LONDON (Reuters) - British TV presenter and former disc jockey Noel Edmonds has more than quadrupled the damages he is seeking from Lloyds Banking Group to 300 million pounds ($392 million) as he steps up a 12-year demand for compensation.
Two former bankers with Lloyds’ HBOS unit in the English town of Reading were among those jailed earlier this year for their involvement in a scam which affected 67 people.
The jailed bankers pushed struggling business owners to employ a costly turnaround consultancy as a condition for receiving loans and, in some cases, hand over ownership.
One of the bankers received designer watches, exotic holidays and sex with prostitutes in return for referring clients to the consultancy, evidence presented in the trial showed.
Britain’s biggest mortgage lender missed a self-imposed June-end deadline for making offers to most victims of the fraud.
On Tuesday Edmonds, who has presented a variety of entertainment and game shows on British TV, accused Lloyds of using a review being carried out by the bank into the fraud as a “cynical ploy to keep victims’ compensation pay-outs to the bare minimum.”
The new demand for compensation raises concerns Lloyds will have to increase the 100 million pounds it has set aside to repay customers, many of whom lost businesses. This led to job losses and financial hardship.
Lloyds said in a statement while it will not comment on individual claims, it is standing by its 100 million pound provision for compensating customers.
“This remains our best estimate, but if we need to increase this amount we will absolutely do so,” the bank said.
Lloyds said last week only five victims have received compensation five months after the trial ended.
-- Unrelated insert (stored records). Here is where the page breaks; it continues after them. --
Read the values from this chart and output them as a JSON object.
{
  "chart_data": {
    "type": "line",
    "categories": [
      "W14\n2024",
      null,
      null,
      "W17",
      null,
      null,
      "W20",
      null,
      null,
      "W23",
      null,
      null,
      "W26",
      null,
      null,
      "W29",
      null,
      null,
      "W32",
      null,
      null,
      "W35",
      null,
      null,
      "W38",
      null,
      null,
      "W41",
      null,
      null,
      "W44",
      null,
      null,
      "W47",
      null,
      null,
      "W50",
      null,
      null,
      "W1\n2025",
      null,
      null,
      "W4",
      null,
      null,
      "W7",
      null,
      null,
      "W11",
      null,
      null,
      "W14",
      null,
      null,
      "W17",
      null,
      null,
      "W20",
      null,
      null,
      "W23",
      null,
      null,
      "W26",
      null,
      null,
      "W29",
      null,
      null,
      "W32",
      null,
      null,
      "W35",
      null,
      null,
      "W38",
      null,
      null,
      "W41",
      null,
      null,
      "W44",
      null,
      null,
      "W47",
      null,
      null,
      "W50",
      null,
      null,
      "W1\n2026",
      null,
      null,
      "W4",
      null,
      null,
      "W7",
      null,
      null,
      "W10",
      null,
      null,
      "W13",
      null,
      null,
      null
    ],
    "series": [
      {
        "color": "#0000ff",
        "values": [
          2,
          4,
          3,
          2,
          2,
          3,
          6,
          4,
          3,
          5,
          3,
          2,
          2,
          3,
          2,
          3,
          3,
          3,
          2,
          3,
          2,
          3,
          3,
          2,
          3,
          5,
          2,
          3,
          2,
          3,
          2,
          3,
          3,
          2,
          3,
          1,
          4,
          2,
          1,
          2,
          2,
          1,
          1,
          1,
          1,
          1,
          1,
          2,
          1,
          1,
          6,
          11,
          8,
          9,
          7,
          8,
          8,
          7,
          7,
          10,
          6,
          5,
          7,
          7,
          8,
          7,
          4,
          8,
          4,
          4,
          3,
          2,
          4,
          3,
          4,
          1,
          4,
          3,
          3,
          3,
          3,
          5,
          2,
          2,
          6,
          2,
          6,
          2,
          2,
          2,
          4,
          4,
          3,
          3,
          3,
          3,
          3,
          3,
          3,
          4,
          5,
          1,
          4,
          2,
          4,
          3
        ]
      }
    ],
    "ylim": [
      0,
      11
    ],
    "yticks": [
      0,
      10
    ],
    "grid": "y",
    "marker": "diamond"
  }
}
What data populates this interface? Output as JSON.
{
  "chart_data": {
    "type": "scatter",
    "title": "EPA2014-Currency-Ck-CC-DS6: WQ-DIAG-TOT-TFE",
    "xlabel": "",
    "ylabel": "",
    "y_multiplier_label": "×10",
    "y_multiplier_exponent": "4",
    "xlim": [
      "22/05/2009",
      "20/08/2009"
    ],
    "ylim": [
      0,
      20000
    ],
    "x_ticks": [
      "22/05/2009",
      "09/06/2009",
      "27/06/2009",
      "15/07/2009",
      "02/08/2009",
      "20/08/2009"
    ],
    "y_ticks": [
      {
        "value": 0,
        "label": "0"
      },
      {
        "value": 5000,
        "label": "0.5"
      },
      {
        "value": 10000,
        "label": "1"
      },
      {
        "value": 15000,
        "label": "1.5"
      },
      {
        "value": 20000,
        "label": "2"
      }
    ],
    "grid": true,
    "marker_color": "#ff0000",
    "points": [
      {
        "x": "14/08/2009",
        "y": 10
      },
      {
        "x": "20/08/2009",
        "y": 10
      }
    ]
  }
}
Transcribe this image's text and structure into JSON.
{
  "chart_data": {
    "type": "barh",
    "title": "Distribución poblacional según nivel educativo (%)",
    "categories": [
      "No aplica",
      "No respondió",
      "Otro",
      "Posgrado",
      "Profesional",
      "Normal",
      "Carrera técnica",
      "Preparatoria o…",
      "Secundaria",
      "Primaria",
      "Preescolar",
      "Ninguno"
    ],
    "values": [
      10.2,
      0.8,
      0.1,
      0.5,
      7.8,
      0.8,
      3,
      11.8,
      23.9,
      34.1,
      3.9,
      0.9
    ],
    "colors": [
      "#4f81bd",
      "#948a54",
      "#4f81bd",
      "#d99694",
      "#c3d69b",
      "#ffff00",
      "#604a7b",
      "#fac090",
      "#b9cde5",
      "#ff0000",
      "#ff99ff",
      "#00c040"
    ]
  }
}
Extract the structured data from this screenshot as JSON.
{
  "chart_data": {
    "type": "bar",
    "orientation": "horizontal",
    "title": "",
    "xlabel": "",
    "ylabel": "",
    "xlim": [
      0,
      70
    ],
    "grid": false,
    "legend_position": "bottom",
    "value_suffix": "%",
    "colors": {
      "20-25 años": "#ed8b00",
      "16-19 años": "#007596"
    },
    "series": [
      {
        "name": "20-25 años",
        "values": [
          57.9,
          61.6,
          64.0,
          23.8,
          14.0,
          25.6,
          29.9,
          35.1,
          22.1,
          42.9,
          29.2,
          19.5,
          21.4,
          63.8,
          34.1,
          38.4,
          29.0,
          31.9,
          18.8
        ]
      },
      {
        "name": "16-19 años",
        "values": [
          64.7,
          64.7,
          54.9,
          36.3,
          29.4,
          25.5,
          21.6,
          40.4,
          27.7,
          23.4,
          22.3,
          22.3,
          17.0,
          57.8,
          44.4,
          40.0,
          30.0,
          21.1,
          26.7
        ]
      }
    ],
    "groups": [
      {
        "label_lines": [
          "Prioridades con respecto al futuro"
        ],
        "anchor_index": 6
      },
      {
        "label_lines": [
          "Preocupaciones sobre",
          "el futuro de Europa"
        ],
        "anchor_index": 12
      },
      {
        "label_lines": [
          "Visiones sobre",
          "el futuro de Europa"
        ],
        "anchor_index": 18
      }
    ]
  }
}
Edmonds said in a statement that he has evidence to support the view of the police and prosecutors that the HBOS criminality extended far beyond those convicted.
“This explains why Lloyds created the secretive review process in an attempt to limit their liability to a very small number of victims when of course, as they are well aware, the true figure is in the thousands,” he said.
Jonathan Coad, Edmonds’ lawyer, said the increased demand for compensation comes after new information was discovered after further investigation of the case.
Edmonds, who was originally demanding 70 million pounds in compensation, has set up a countdown clock, and created a spoof TV online advert as part of his campaign for compensation.
He said Lloyds compensation offer “is like trying to plug an active volcano with a cork.”